If the process crashes halfway through a write, recovery won’t see the magic value and will treat the record as nonexistent.

binary.LittleEndian.PutUint64(
    buf[trailerOffset:trailerOffset+8],
    trailerMagic,
)

No trailer, no record. Schrödinger’s write is not allowed to collapse.

Layer 1: CRC32 (Trust, but Verify)

Once we know a record finished, we still need to know whether it’s correct.

The CRC catches:

Bit flips
Disk corruption
Torn writes inside the payload

crcStored := binary.LittleEndian.Uint32(buf[0:4])
crcComputed := crc32.Checksum(buf[4:], crcTable)

if crcStored != crcComputed {
    return ErrCorrupt
}

If the checksum doesn’t match, recovery stops. We don’t skip the record and keep going — corruption tends to travel in packs.

Layer 2: 8-Byte Alignment (Preventing “Creative” Lengths)

Headers are small, which makes them dangerous. A torn 8-byte header can turn a reasonable length into “please allocate 4TB.”

To reduce the odds, every record is padded so the next header starts on an 8-byte boundary.

func alignUp(n int64) int64 {
    return (n + 7) &^ 7
}

This doesn’t make torn writes impossible, it just makes them much less exciting.

Recovery: (Always) Be Pessimistic

Recovery walks the file sequentially:

Read header
Validate length
Verify trailer
Check CRC
Advance to the next aligned offset

The first time anything fails, recovery stops and truncates the file to the last known-good position.

No skipping. No “best effort.” No heroics.

Storage code that tries to be clever during recovery usually becomes a postmortem.

Why the Magic Number Exists

The trailer value is trailerMagic (0xDEADBEEFFEEDFACE), which is silly and very much on purpose.

It’s inspired by a real etcd bug (#6191), where a partially written record corrupted the entire log. The fix was the same idea: a hard commit marker written last.

If the marker is there, the record is real. If it’s not, it never happened.

This is the WAL equivalent of “pics or it didn’t happen.”

Design Philosophy

Image description: The full-picture

Mechanism	Problem	Response
Trailer	Crash mid‑write	Ignore incomplete record
CRC32	Corruption	Stop immediately
Alignment	Torn headers	Avoid nonsense lengths
Conservative recovery	Cascading failure	Truncate and move on

The guiding rule is simple:

✨ It’s better to lose the last few writes than to replay a lie.

Databases can recover from missing data. They don’t recover from corrupted truths.
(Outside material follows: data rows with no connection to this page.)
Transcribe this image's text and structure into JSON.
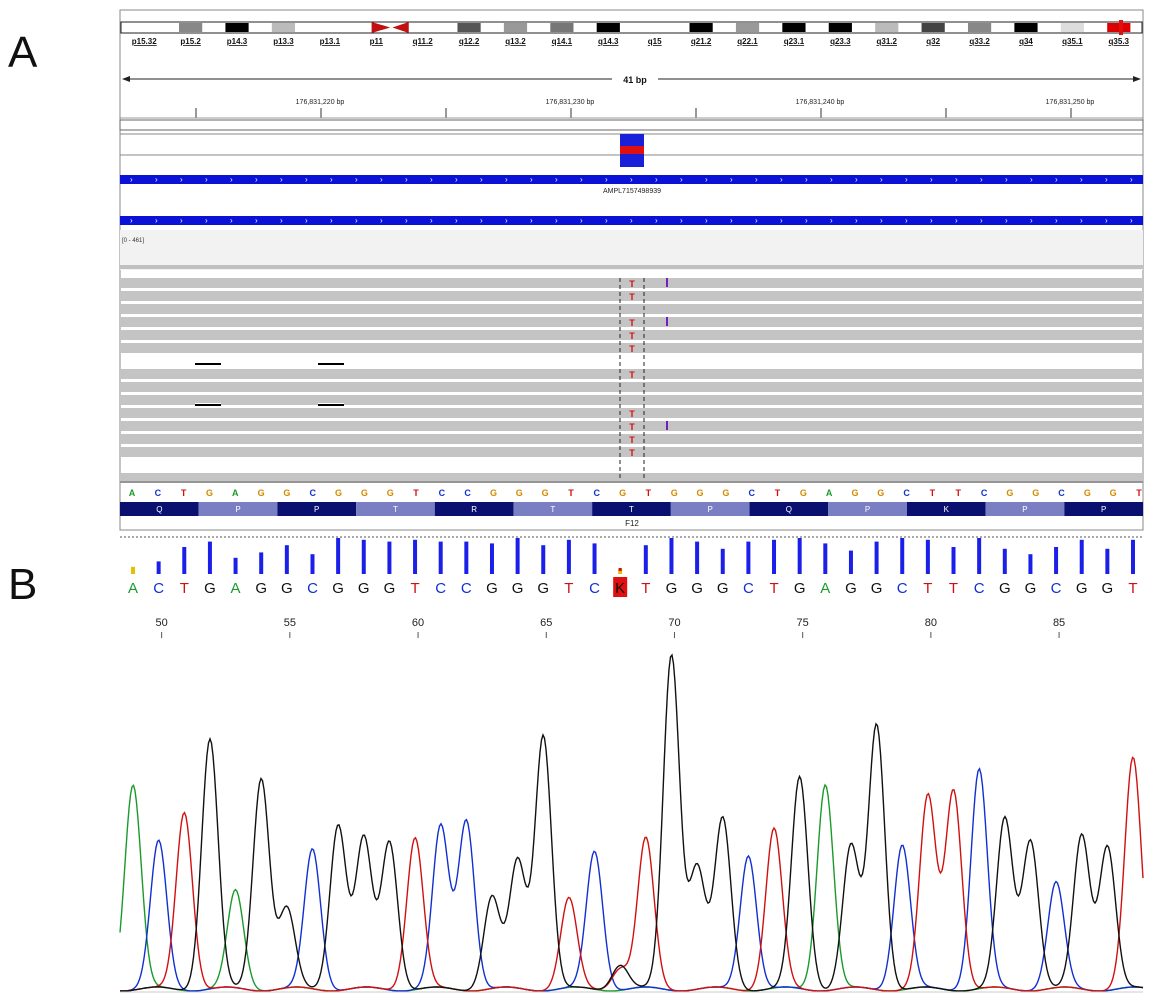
{
  "panels": {
    "a": "A",
    "b": "B"
  },
  "igv": {
    "bands": [
      "p15.32",
      "p15.2",
      "p14.3",
      "p13.3",
      "p13.1",
      "p11",
      "q11.2",
      "q12.2",
      "q13.2",
      "q14.1",
      "q14.3",
      "q15",
      "q21.2",
      "q22.1",
      "q23.1",
      "q23.3",
      "q31.2",
      "q32",
      "q33.2",
      "q34",
      "q35.1",
      "q35.3"
    ],
    "span_label": "41 bp",
    "positions": [
      "176,831,220 bp",
      "176,831,230 bp",
      "176,831,240 bp",
      "176,831,250 bp"
    ],
    "amplicon_label": "AMPL7157498939",
    "coverage_range": "[0 - 461]",
    "read_allele": "T",
    "read_variant_rows": 10,
    "reference_seq": [
      "A",
      "C",
      "T",
      "G",
      "A",
      "G",
      "G",
      "C",
      "G",
      "G",
      "G",
      "T",
      "C",
      "C",
      "G",
      "G",
      "G",
      "T",
      "C",
      "G",
      "T",
      "G",
      "G",
      "G",
      "C",
      "T",
      "G",
      "A",
      "G",
      "G",
      "C",
      "T",
      "T",
      "C",
      "G",
      "G",
      "C",
      "G",
      "G",
      "T"
    ],
    "amino_acids": [
      "Q",
      "P",
      "P",
      "T",
      "R",
      "T",
      "T",
      "P",
      "Q",
      "P",
      "K",
      "P",
      "P"
    ],
    "gene_label": "F12",
    "colors": {
      "A": "#1a9a2a",
      "C": "#1030d0",
      "G": "#d08a00",
      "T": "#d01010",
      "feature": "#0b12d8",
      "variant": "#d01010",
      "insertion": "#7020c0"
    }
  },
  "trace": {
    "basecalls": [
      "A",
      "C",
      "T",
      "G",
      "A",
      "G",
      "G",
      "C",
      "G",
      "G",
      "G",
      "T",
      "C",
      "C",
      "G",
      "G",
      "G",
      "T",
      "C",
      "K",
      "T",
      "G",
      "G",
      "G",
      "C",
      "T",
      "G",
      "A",
      "G",
      "G",
      "C",
      "T",
      "T",
      "C",
      "G",
      "G",
      "C",
      "G",
      "G",
      "T"
    ],
    "ambiguous_call": "K",
    "position_labels": [
      "50",
      "55",
      "60",
      "65",
      "70",
      "75",
      "80",
      "85"
    ],
    "quality_bars": [
      0.2,
      0.35,
      0.75,
      0.9,
      0.45,
      0.6,
      0.8,
      0.55,
      1.0,
      0.95,
      0.9,
      0.95,
      0.9,
      0.9,
      0.85,
      1.0,
      0.8,
      0.95,
      0.85,
      0.15,
      0.8,
      1.0,
      0.9,
      0.7,
      0.9,
      0.95,
      1.0,
      0.85,
      0.65,
      0.9,
      1.0,
      0.95,
      0.75,
      1.0,
      0.7,
      0.55,
      0.75,
      0.95,
      0.7,
      0.95
    ],
    "colors": {
      "A": "#1a9a2a",
      "C": "#1030d0",
      "G": "#111111",
      "T": "#d01010",
      "K": "#d01010",
      "quality": "#1a20e8",
      "low_quality": "#e6c000"
    }
  }
}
My thoughts, references and source-code

Inspiration for this blog: UnisonDB blog post on corruption-proof WALs

This WAL design was inspired by UnisonDB’s post on building a corruption-proof write-ahead log in Go. I followed a similar philosophy of ‘stop on corruption’ and layer-based safety checks.

While UnisonDB focuses on a high-performance WAL for production use, this post explores a minimal, easy-to-understand version suitable for learning or small projects.

This WAL is intentionally simple and safe. It is not optimized for speed—fsyncs, CRC32 checks, and alignment add overhead—but correctness and detectability of corruption is the priority.

You can find the full-implementation of my code here.

This is a toy project and that’s why it isn’t fast, clever, or novel. It’s intentionally dull.

But it has one nice property: when something goes wrong, it fails loudly and early, instead of quietly poisoning your state.

In storage systems, boring is a feature and excitement is usually a bug 🐛.